Bir diğer güncel örnek, Wall Street Journal ve New York Times’ın Venezüella lideri Chavez’e açtıkları savaşta gözlemlenmektedir. Bu iki önemli gazete, adı geçen Latin Amerika ülkesini adeta rakip kabul etmiş, gerçekliği sorgulanan haber ve yorumlara sayfalarında yer vermekte ve bu ülke ile ilgili bir propaganda savaşı yürütmektedirler (bakınız http://www.globalresearch.ca/index.php?context=va&aid=5353).

İran propaganda savaşlarında medyanın kullanıldığı bir başka güncel örnektir. İran, İran’ın nükleer programı ve İran lideri Ahmedinecad’ın İsrail ile ilgili söylediği sözlerle ilgili batı medyasında çıkan haberlerin ne kadarı doğru ne kadarı yalan belli değildir (Ahmedinecad’ın çok büyük tepki çeken ‘İsrail haritadan silinmelidir’ sözünü hiçbir zaman söylemediği ile ilgili Arash Norouzi’nin yazısı ve bu konudaki medya çarpıtması için bakınız http://www.globalresearch.ca/index.php?context=va&aid=4527).

Güncel örnekler İran ve Venezüella ile sınırlı değil. Batının karşısında olan, alternatif üreten herkes ve her ülke propaganda savaşlarının hedefi durumunda açıkçası…

Bu açıdan bakınca her savaşın biraz propaganda olduğunu görmek de mümkün, her savaşın ve her mücadelenin. Misal, sözde Ermeni soykırımı ile ilgili ‘yalan’ propagandanın inanılmaz sıklıkla ve çok çeşitli platformlarda tekrarlanması gibi. Ermeni yalanı konusunda uygulanmaya çalışılan taktik, yalanı herkes gerçek zannedinceye kadar tekrarlamaktır.

Medya nasıl hata yapar?

Medyanın yalan propaganda karşısında sorumluluğu olduğu yadsınamaz. Medyanın propagandaya alet olması çeşitli sebepten kaynaklanabilir.

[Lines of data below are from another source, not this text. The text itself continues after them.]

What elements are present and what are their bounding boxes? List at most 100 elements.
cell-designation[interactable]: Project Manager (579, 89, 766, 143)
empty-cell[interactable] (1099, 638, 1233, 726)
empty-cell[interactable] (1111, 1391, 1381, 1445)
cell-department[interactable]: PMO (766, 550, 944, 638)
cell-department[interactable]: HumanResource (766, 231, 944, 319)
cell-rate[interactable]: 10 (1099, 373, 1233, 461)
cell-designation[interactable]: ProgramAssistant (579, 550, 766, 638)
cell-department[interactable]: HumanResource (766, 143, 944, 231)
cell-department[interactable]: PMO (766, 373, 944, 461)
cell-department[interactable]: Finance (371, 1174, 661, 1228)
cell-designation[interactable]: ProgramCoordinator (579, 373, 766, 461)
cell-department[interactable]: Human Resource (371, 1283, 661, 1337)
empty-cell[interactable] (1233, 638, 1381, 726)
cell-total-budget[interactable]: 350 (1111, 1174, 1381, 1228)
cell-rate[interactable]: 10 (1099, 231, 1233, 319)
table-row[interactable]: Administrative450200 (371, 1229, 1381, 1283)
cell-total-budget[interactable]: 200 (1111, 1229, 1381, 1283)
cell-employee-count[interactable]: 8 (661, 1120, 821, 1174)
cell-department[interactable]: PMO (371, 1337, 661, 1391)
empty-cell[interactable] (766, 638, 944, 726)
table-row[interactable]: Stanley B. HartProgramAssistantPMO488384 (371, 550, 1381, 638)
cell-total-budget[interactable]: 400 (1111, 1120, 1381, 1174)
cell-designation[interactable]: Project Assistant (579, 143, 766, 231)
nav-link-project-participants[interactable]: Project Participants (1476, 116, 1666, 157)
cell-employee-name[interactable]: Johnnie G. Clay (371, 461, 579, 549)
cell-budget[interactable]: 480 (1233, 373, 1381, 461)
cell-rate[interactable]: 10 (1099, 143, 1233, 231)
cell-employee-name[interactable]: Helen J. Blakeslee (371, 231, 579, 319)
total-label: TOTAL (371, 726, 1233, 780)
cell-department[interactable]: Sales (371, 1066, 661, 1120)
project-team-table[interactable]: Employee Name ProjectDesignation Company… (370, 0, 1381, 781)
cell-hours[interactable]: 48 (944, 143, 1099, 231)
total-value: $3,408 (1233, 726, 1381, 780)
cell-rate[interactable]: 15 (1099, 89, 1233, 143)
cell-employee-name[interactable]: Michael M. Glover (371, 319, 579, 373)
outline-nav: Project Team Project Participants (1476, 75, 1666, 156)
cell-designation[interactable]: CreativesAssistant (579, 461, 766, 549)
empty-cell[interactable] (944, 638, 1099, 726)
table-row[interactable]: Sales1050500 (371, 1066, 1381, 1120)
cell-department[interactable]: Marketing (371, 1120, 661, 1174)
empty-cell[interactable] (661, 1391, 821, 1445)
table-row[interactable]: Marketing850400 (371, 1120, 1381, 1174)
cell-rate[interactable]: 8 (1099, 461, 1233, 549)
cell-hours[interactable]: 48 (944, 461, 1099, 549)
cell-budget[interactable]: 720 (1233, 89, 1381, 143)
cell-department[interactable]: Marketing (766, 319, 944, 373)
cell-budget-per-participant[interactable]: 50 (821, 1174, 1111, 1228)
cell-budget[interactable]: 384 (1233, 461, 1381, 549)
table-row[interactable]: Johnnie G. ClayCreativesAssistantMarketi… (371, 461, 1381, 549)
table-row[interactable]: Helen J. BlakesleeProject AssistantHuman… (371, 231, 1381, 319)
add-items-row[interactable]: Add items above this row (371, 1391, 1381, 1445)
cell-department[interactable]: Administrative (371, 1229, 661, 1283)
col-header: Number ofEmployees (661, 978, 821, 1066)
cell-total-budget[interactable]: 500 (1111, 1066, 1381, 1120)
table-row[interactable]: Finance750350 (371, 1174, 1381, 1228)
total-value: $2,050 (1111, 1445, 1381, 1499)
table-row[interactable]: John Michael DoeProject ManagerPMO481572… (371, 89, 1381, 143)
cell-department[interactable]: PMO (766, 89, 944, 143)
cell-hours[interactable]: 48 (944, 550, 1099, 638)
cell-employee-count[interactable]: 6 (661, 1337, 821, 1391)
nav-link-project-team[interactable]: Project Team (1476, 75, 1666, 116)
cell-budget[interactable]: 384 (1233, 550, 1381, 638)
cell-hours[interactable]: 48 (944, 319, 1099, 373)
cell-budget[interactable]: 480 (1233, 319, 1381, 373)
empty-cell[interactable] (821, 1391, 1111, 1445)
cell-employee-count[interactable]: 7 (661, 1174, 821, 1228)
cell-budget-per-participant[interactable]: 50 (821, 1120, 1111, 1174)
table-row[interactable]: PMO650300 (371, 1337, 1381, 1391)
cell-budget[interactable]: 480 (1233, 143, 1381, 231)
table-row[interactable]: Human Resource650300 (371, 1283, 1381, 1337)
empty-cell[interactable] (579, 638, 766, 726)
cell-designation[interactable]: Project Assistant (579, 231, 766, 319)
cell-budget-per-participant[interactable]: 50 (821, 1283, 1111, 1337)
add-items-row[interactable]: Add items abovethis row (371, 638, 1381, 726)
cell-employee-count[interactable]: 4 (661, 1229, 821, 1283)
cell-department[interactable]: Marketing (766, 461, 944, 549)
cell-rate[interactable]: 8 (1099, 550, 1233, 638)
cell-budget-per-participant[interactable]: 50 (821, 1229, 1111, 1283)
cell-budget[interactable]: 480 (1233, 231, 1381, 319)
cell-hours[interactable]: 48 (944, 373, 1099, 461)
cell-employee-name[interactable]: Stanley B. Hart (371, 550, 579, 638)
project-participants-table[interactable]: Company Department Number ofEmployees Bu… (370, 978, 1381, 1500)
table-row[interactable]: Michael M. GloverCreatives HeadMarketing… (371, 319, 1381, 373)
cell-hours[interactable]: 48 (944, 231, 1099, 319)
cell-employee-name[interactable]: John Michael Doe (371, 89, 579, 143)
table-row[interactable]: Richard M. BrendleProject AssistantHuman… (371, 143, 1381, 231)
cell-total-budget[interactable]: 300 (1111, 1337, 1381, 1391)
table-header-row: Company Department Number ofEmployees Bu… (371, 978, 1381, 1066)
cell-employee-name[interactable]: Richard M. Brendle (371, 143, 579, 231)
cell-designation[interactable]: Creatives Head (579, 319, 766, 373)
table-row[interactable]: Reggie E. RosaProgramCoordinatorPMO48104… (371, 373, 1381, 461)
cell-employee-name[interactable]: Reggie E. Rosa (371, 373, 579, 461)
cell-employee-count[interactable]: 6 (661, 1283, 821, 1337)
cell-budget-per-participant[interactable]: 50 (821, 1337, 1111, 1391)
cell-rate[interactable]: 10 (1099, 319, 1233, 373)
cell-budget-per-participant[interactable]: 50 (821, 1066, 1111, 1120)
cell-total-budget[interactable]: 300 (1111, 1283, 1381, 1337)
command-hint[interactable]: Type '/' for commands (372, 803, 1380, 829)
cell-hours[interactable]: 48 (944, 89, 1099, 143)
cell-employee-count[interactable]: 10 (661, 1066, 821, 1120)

Bazı durumlarda, ‘yalan’ öylesine gerçek görünen bir ambalaj içerisinde sunulmuş olabilir, o kadar gerçek gözükebilir ki medya ‘yalanı’ hakikat zannedebilir. Üstelik (Türkiye’nin Ermeni yalanı konusunda gerekli reaksiyonu göstermediği gibi) yalanın diğer tarafı sessizde kalabilir. Bu durumda açıkçası medyaya kabahat bulmakta güçleşir.

İkinci durumda ise medya bizzat (belli sebeplerden dolayı) propagandayı yapar. Wall Street’in Venezüella-ABD gerginliklerinde açıkça taraf olması ve gerçekleri çarpıtması gibi. Bu örnekte, medya siyasi görüşünü ortaya koymuş ve kendi kampında olan tarafın yanında yer almıştır. Daha başka bir deyişle medya ‘sözcü’ konumuna gelmiştir.

Bir diğer sebep ise, medyanın yanlış haber alma tekniklerini kullanmasından kaynaklanabilir. Irak örneğinde olduğu gibi ‘embedded-iliştirilmiş’ gazeteciler, sadece ordunun bildirilerini muteber kabul eder ve olaylara ‘at gözlüğü’ ile bakarlar.

Tüm bu sebeplerin yanı sıra, medyanın propaganda savaşlarına alet olmasının en önemli sebebi, uluslararası haber ajanslarının taraflı olmasıdır. Haber ajansları, gelişmeleri belli bir gözlükle bakarak, hatta bir süzgeçten geçirerek medyaya servis ederler. Bu sebep medyanın ‘günahtaki’ payının en az olduğu durumdur.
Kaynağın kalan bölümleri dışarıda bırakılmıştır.